The best choice for Herbalife—and you if you decide to track person-to-person sales—is to create a clean and simple interface for inputting the required information in the distributors’ digital back office. You want your IT provider—whether it’s in-house or third-party—to fulfill this requirement because capturing the information digitally in the field makes the process easier on the distributor and makes the data easily auditable on the corporate end. Look at what Square’s done, collecting digital signatures and e-mail addresses. There’s no reason a distributor in the field couldn’t input a customer’s credit card information, contact information, etc. and have it logged as a retail sale out of their inventory.
Herbalife can pay commissions only on distributor volume within a personally consumable amount—but they can pay on additional distributor volume if it becomes customer volume via person-to-person transactions. This means that Herbalife needs a way to not only track those sales, but also to compare the inventory carried by distributors to the sales made to those distributors.
All of that data must be accessible—and auditable.
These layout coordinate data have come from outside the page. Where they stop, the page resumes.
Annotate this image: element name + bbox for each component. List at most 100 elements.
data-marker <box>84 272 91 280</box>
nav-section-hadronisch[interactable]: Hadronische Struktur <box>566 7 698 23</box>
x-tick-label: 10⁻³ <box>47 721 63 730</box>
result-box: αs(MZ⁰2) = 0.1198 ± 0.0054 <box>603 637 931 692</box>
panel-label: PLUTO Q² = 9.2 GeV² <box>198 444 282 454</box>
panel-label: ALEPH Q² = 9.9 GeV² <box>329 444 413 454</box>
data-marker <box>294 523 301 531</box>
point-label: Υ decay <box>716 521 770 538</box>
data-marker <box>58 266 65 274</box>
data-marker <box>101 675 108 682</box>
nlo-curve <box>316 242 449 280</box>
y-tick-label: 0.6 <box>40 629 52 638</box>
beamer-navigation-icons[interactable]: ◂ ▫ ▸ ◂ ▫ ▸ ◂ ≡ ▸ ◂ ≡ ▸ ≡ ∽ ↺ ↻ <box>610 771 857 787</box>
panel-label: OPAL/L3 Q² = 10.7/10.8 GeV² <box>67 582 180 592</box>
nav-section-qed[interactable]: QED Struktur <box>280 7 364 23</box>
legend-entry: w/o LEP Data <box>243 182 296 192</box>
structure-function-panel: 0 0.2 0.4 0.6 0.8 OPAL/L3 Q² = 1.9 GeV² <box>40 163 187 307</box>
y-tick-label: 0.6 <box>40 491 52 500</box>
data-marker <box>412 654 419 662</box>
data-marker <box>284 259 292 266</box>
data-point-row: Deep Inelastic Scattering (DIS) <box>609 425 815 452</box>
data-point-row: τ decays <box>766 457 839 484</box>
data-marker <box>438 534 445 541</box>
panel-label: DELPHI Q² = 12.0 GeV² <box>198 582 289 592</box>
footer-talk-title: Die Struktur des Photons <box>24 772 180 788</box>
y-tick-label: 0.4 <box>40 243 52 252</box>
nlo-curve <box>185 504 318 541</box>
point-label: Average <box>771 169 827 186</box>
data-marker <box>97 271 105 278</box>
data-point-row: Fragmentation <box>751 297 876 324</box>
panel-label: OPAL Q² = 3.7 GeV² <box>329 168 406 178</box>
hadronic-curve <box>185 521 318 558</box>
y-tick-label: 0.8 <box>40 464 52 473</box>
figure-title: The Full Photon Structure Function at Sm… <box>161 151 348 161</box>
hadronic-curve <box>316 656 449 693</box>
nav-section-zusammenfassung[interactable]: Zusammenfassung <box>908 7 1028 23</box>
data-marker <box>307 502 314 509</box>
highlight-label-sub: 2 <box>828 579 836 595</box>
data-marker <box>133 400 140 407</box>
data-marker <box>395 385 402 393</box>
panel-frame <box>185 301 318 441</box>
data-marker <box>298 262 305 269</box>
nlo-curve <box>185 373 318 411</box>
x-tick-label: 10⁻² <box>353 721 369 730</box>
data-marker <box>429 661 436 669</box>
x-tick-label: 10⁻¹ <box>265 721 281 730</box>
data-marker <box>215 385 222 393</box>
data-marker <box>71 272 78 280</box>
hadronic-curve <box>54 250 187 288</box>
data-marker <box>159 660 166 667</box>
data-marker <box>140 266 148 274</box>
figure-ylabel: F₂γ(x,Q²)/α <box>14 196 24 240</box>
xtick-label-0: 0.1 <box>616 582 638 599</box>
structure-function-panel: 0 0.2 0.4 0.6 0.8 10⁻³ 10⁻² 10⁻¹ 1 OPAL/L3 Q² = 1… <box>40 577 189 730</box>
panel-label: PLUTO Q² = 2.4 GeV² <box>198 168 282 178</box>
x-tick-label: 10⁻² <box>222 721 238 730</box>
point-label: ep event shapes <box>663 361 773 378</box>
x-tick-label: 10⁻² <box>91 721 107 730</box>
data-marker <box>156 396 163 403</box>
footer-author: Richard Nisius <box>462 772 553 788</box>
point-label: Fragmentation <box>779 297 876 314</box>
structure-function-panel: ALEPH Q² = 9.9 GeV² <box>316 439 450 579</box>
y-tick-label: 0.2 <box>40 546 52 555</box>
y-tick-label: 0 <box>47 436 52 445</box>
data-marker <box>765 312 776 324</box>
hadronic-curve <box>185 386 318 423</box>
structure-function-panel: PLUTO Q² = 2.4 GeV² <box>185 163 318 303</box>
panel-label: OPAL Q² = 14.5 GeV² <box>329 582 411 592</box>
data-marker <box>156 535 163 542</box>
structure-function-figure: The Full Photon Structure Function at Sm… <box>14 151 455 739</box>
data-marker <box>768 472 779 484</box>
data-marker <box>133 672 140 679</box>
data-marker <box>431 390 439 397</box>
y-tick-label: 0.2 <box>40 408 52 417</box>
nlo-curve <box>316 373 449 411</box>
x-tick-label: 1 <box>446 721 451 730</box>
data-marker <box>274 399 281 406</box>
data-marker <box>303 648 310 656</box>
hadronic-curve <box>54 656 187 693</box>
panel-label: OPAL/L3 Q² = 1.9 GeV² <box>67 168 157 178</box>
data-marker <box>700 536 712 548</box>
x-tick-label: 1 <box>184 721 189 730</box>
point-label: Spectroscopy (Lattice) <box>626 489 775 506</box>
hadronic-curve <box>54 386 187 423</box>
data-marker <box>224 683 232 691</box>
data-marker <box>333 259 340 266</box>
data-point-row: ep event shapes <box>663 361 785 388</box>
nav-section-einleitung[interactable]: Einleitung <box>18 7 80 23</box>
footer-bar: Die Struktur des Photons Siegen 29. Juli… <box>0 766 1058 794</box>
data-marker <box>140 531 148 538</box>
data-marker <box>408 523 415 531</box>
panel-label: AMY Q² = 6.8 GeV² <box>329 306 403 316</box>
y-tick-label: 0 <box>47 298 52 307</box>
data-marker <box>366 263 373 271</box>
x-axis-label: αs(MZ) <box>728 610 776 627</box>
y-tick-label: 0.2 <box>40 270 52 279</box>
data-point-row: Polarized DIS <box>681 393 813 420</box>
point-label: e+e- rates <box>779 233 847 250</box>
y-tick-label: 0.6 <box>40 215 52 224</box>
It can’t be in a file cabinet of receipts in a back room. These records need to be digital. That puts an onus on your IT solution because accepting, processing, and storing that data isn’t something you want to do with horizontal market software. The last thing you want is an Excel document full of these supposed retail sales and a hard drive full of scanned or photographed receipts. Auditing records stored like that would be a nightmare.
Using the same software solution to capture and store information about purchases made directly with the company and purchases made between individuals out in the world makes it possible to quickly audit whether or not a distributor had enough product to make all of the sales they’re claiming. It also makes it possible for Herbalife to display the balance in the distributor’s back office and thus incentivize distributors to make and track those sales.
Again, it’s hard to know if restrictions like this will become the new normal for industry court cases. But implementing a system like this can only help you. More likely than not, distributors in your sales force are selling product directly to customers—buying more product than they personally consume. It’s not a bad idea to talk to your IT provider to find out what you can do to keep clear and auditable data about the real personal consumption happening in the field.
These operational shifts will be major for Herbalife—working to implement them right away under the FTC’s close watch—but you can make similar, incremental changes to your operations in advance of any regulatory threat. In my article about post-Herbalife commission plan considerations, I emphasized the importance of differentiating customers, limiting blanket-recruiting, and incentivizing your sales force to acquire and sell to customers. While there are many ways to do these things, it’s fascinating to consider the specific ways that Herbalife must accomplish them. Making small changes might actually improve the health of your sales force and customer base. The technology is there—the option is there. Will the industry choose to use it?